A ‘For Rent’ sign in front of a building on December 06, 2022 in Miami Beach, Florida.
Joe Raedle | Getty Images
Rents for both single-family homes and apartments are still rising, but at a far slower pace, as inflation squeezes consumers and landlords lose pricing power.
Rent growth in November slowed for the 10th straight month, with rents up just 3.4% compared with November 2021, according to Realtor.com. That is the smallest gain in 19 months.
In the 50 largest metropolitan markets, the median asking rent dropped to $1,712, down by $22 from October and down $69 from July’s peak.
“Many Americans’ budgets are being pulled in multiple directions as the holidays approach, bringing a more typical seasonal cooldown to the rental market that we hadn’t seen in the last few years,” Danielle Hale, chief economist for Realtor.com, said in a release. “Despite this recent relief, renters will continue to be challenged by affordability in 2023, with rents forecasted to hit more record highs.”
Rent relief varies from market to market. Rents in the Sun Belt rose by just 0.9% year over year, as cities like Jacksonville, Florida, and Austin, Texas, saw annual declines in rents for the first time in nearly two years.
Meanwhile, Midwestern markets are becoming less affordable, with rents rising nearly 10% and 9% in Indianapolis and Kansas City, respectively.

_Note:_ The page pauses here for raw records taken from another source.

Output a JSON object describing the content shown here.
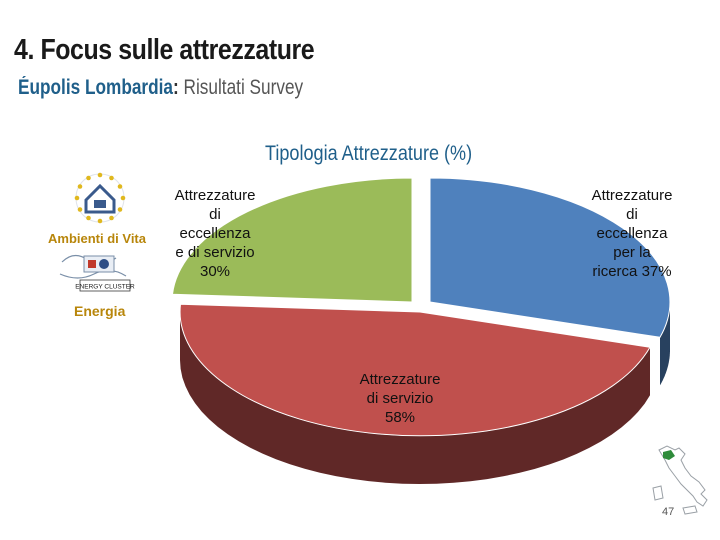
{
  "header": {
    "title": "4. Focus sulle attrezzature",
    "subtitle_org": "Éupolis Lombardia",
    "subtitle_sep": ":",
    "subtitle_rest": " Risultati Survey"
  },
  "logos": {
    "ambienti_label": "Ambienti di Vita",
    "energy_cluster_text": "ENERGY CLUSTER",
    "energia_label": "Energia"
  },
  "page": {
    "number": "47"
  },
  "chart_data": {
    "type": "pie",
    "title": "Tipologia Attrezzature (%)",
    "slices": [
      {
        "label": "Attrezzature di eccellenza per la ricerca",
        "value": 37,
        "color": "#4f81bd"
      },
      {
        "label": "Attrezzature di servizio",
        "value": 58,
        "color": "#c0504d"
      },
      {
        "label": "Attrezzature di eccellenza e di servizio",
        "value": 30,
        "color": "#9bbb59"
      }
    ],
    "labels": [
      [
        "Attrezzature",
        "di",
        "eccellenza",
        "per la",
        "ricerca 37%"
      ],
      [
        "Attrezzature",
        "di servizio",
        "58%"
      ],
      [
        "Attrezzature",
        "di",
        "eccellenza",
        "e di servizio",
        "30%"
      ]
    ],
    "style": "3d-exploded"
  }
}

While the Realtor.com report looks at all rents, another report focusing just on single-family rents in October shows a similar picture.

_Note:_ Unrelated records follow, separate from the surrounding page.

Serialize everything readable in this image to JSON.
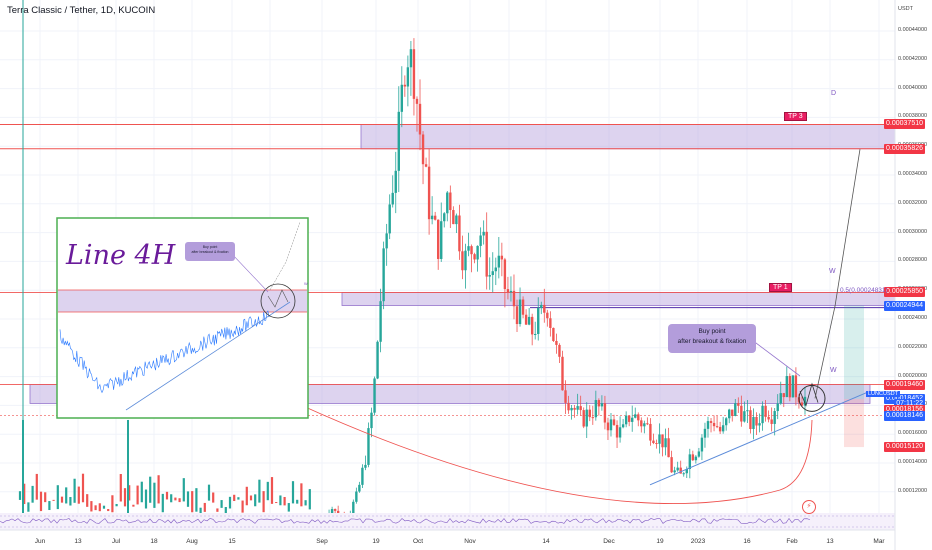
{
  "header": {
    "symbol_title": "Terra Classic / Tether, 1D, KUCOIN"
  },
  "colors": {
    "up": "#26a69a",
    "down": "#ef5350",
    "zone": "#b39ddb",
    "accent_blue": "#2962ff",
    "tag_red": "#f23645",
    "tag_blue": "#2962ff",
    "inset_green": "#4caf50",
    "trend_blue": "#5b8bd9"
  },
  "price_axis": {
    "currency": "USDT",
    "ticks": [
      "0.00044000",
      "0.00042000",
      "0.00040000",
      "0.00038000",
      "0.00036000",
      "0.00034000",
      "0.00032000",
      "0.00030000",
      "0.00028000",
      "0.00026000",
      "0.00024000",
      "0.00022000",
      "0.00020000",
      "0.00018000",
      "0.00016000",
      "0.00014000",
      "0.00012000"
    ],
    "tags": [
      {
        "text": "0.00037510",
        "color": "red",
        "price": 0.0003751
      },
      {
        "text": "0.00035826",
        "color": "red",
        "price": 0.00035826
      },
      {
        "text": "0.00025850",
        "color": "red",
        "price": 0.0002585
      },
      {
        "text": "0.00024944",
        "color": "blue",
        "price": 0.00024944
      },
      {
        "text": "0.00019460",
        "color": "red",
        "price": 0.0001946
      },
      {
        "text": "0.00018452",
        "color": "blue",
        "price": 0.00018452
      },
      {
        "text": "07:11:22",
        "color": "blue",
        "price": 0.000181
      },
      {
        "text": "0.00018156",
        "color": "red",
        "price": 0.000177
      },
      {
        "text": "0.00018146",
        "color": "blue",
        "price": 0.000173
      },
      {
        "text": "0.00015120",
        "color": "red",
        "price": 0.0001512
      }
    ],
    "ticker_label": "LUNCUSDT",
    "ticker_price": 0.0001845
  },
  "time_axis": {
    "labels": [
      "Jun",
      "13",
      "Jul",
      "18",
      "Aug",
      "15",
      "Sep",
      "19",
      "Oct",
      "Nov",
      "14",
      "Dec",
      "19",
      "2023",
      "16",
      "Feb",
      "13",
      "Mar"
    ]
  },
  "annotations": {
    "tp3": "TP 3",
    "tp1": "TP 1",
    "fib": "0.5(0.00024831)",
    "wave_d": "D",
    "wave_w1": "W",
    "wave_w2": "W",
    "buy_point_line1": "Buy point",
    "buy_point_line2": "after breakout & fixation",
    "inset_title": "Line 4H",
    "inset_buy_line1": "Buy point",
    "inset_buy_line2": "after breakout & fixation",
    "inset_w": "W",
    "lightning": "⚡"
  },
  "chart_data": {
    "type": "candlestick",
    "title": "Terra Classic / Tether, 1D, KUCOIN",
    "ylim": [
      0.000105,
      0.000455
    ],
    "close_series": [
      0.0001,
      0.00011,
      0.0001,
      0.000105,
      0.000115,
      0.00014,
      0.00018,
      0.00026,
      0.00032,
      0.00036,
      0.00043,
      0.00041,
      0.00035,
      0.00031,
      0.00029,
      0.00033,
      0.00031,
      0.00028,
      0.00029,
      0.0003,
      0.00027,
      0.00028,
      0.00026,
      0.00025,
      0.00024,
      0.00023,
      0.00024,
      0.00025,
      0.00022,
      0.00019,
      0.00018,
      0.00017,
      0.000175,
      0.00018,
      0.00017,
      0.000165,
      0.00016,
      0.000175,
      0.00017,
      0.000165,
      0.00016,
      0.000155,
      0.000135,
      0.00013,
      0.000145,
      0.00015,
      0.000165,
      0.00017,
      0.00016,
      0.000175,
      0.00018,
      0.00017,
      0.000165,
      0.00018,
      0.000175,
      0.00019,
      0.000195,
      0.00019,
      0.000185
    ]
  }
}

CoreLogic reports that single-family rents slowed to 8.8% growth compared with October 2021, the lowest rate of appreciation in over a year. That is, however, still three times the pre-pandemic rate. Rents usually slow down in the fall, but this year was slower than normal.

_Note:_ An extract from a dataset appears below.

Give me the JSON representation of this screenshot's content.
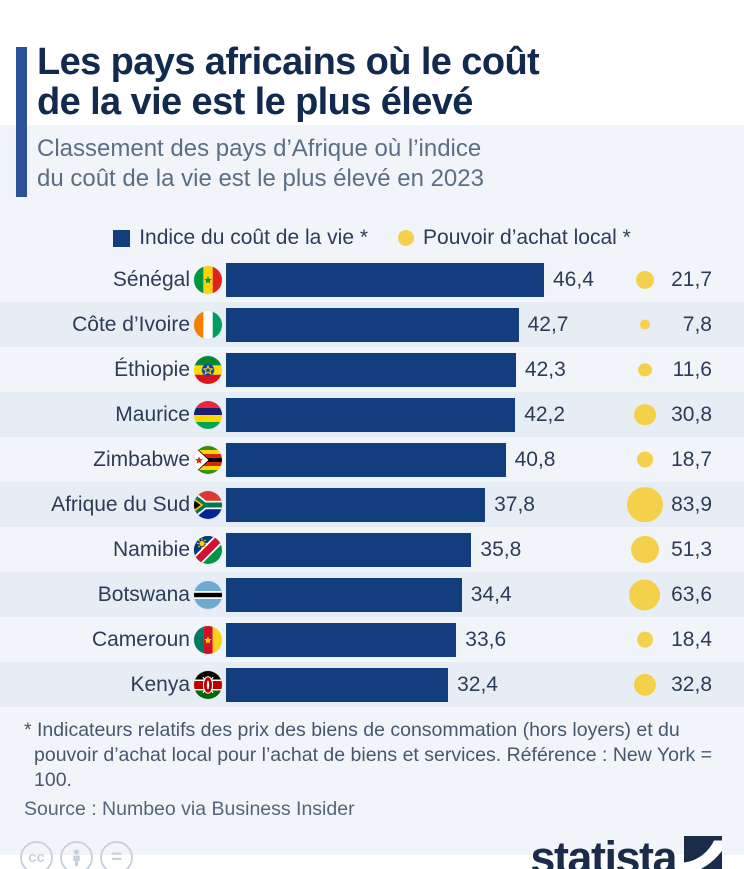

Rents for single-family homes are rising faster than apartments because the supply of the former is much lower than the latter. In addition, there was considerably more demand for single-family homes in the suburbs during the first years of the Covid pandemic, and the majority of those renters haven’t moved.
Demand is still strong in the Sun Belt. Single-family rents in Miami and Orlando, Florida, ranked the highest, up 16% and 15.5%, respectively, from the year before.
While homebuilders continue to add to the built-for-rent market, slower rent gains may already be weighing on multifamily construction. Multifamily building permits dropped a much wider-than-expected 18% in November compared with October, according to the U.S. Census.
“I have been hearing anecdotal stories of multifamily projects getting canceled because the numbers no longer work with the still elevated cost of construction, the sharp rise in funding rates and the slowing pace of rent growth,” said Peter Boockvar, chief investment officer at Bleakley Financial Group.
All of those factors, in addition to a high level of current construction, are pointing to an even sharper slowdown next year. There were 932,000 multifamily units under construction in November, the highest number since December 1973, according to Robert Dietz, chief economist for the National Association of Home Builders.
“We are forecasting declines for apartment construction in 2023 due to the large amount of supply in the construction pipeline, as well as tightening commercial real estate finance conditions,” Dietz wrote, following the release of the November home construction report.